The taxes are then annually redistributed to the states via the Wildlife and Sport Fish Restoration program, administered by the U.S. Fish and Wildlife Service (FWS). The program uses a formula to apportion the grants among the states, and states must match 25% of the federal grant funds to collect the grant.

The funds are then deployed by state scientists and biologists who monitor, research, and manage wildlife populations. In normal times, the program works smoothly, and the taxes paid by hunters are deployed directly back into the field to support the conservation of more than 500 different species of game and non-game species alike.

But these are not normal times. The pandemic is blowing enormous holes in state budgets, which will ripple through state agencies for years to come. The sale of hunting licenses, which provides the majority of states’ matching funds, will likely fall precipitously in the widespread economic hardship that has already begun to spread nationwide.

And some states are exacerbating the problem already by canceling non-resident access to upcoming hunting seasons. Non-resident hunting licenses typically sell for a premium well above resident licenses, so the resulting loss of funding will be even sharper.

The bottom line is that states will be hard-pressed to come up with the 25% matching funds needed to be eligible for the federal grant funding. 976 million dollars currently sits in the coffers of the federal grant program, awaiting disbursement by the FWS. But if states can’t come up with the matching funds, they will receive nothing.

It is bitterly ironic that even while gun sales are surging and excise taxes are pouring into the federal coffers, states may be denied access to the critical conservation funding upon which our nation’s wildlife populations rely.

But there is a solution to the unprecedented crisis in which we find ourselves. Congress should work to give the FWS the flexibility to eliminate the match requirement until state fish, and wildlife agencies can get back on their feet.

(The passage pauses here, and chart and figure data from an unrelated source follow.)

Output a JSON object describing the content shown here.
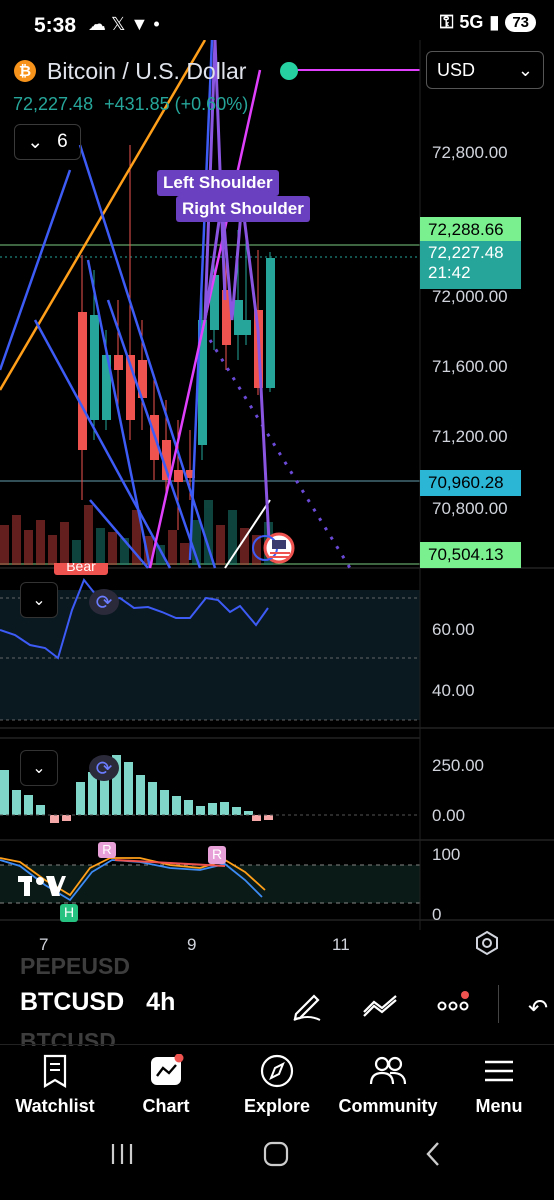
{
  "status_bar": {
    "time": "5:38",
    "network": "5G",
    "battery": "73"
  },
  "header": {
    "title": "Bitcoin / U.S. Dollar",
    "last_price": "72,227.48",
    "change": "+431.85 (+0.60%)",
    "currency": "USD",
    "interval_count": "6"
  },
  "price_axis": {
    "labels": [
      "72,800.00",
      "72,000.00",
      "71,600.00",
      "71,200.00",
      "70,800.00"
    ],
    "tag_upper": "72,288.66",
    "tag_current_price": "72,227.48",
    "tag_current_time": "21:42",
    "tag_blue": "70,960.28",
    "tag_lower": "70,504.13"
  },
  "patterns": {
    "left_shoulder": "Left Shoulder",
    "right_shoulder": "Right Shoulder"
  },
  "bear_label": "Bear",
  "rsi_axis": [
    "60.00",
    "40.00"
  ],
  "macd_axis": [
    "250.00",
    "0.00"
  ],
  "stoch_axis": [
    "100",
    "0"
  ],
  "stoch_markers": [
    "R",
    "R",
    "H"
  ],
  "time_axis": [
    "7",
    "9",
    "11"
  ],
  "toolbar": {
    "symbol": "BTCUSD",
    "interval": "4h",
    "ghost_above": "PEPEUSD",
    "ghost_below": "BTCUSD"
  },
  "bottom_nav": [
    "Watchlist",
    "Chart",
    "Explore",
    "Community",
    "Menu"
  ],
  "colors": {
    "up": "#26a69a",
    "down": "#ef5350",
    "accent_purple": "#6a3fc0",
    "tag_green": "#7bf08f",
    "tag_blue": "#2bb6d6"
  }
}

And if that can’t get done in a timely fashion amidst the many relief bills Congress will consider in weeks and months to come, the FWS should simply use the 2019 numbers supplied by the states to determine the 2020 grant allocations. These are verified numbers that were used one year ago for the same purpose, and they represent the only available data set that won’t be horribly mangled by the looming economic impact of COVID-19.

Just as Congress moved quickly to address the economic impact of the coronavirus, we urge the House and Senate to move quickly to adopt this workaround. Now is the worst possible time to allow much-needed state funding to get tangled up by an arbitrary cutoff percentage that will worsen the unprecedented crisis we face today.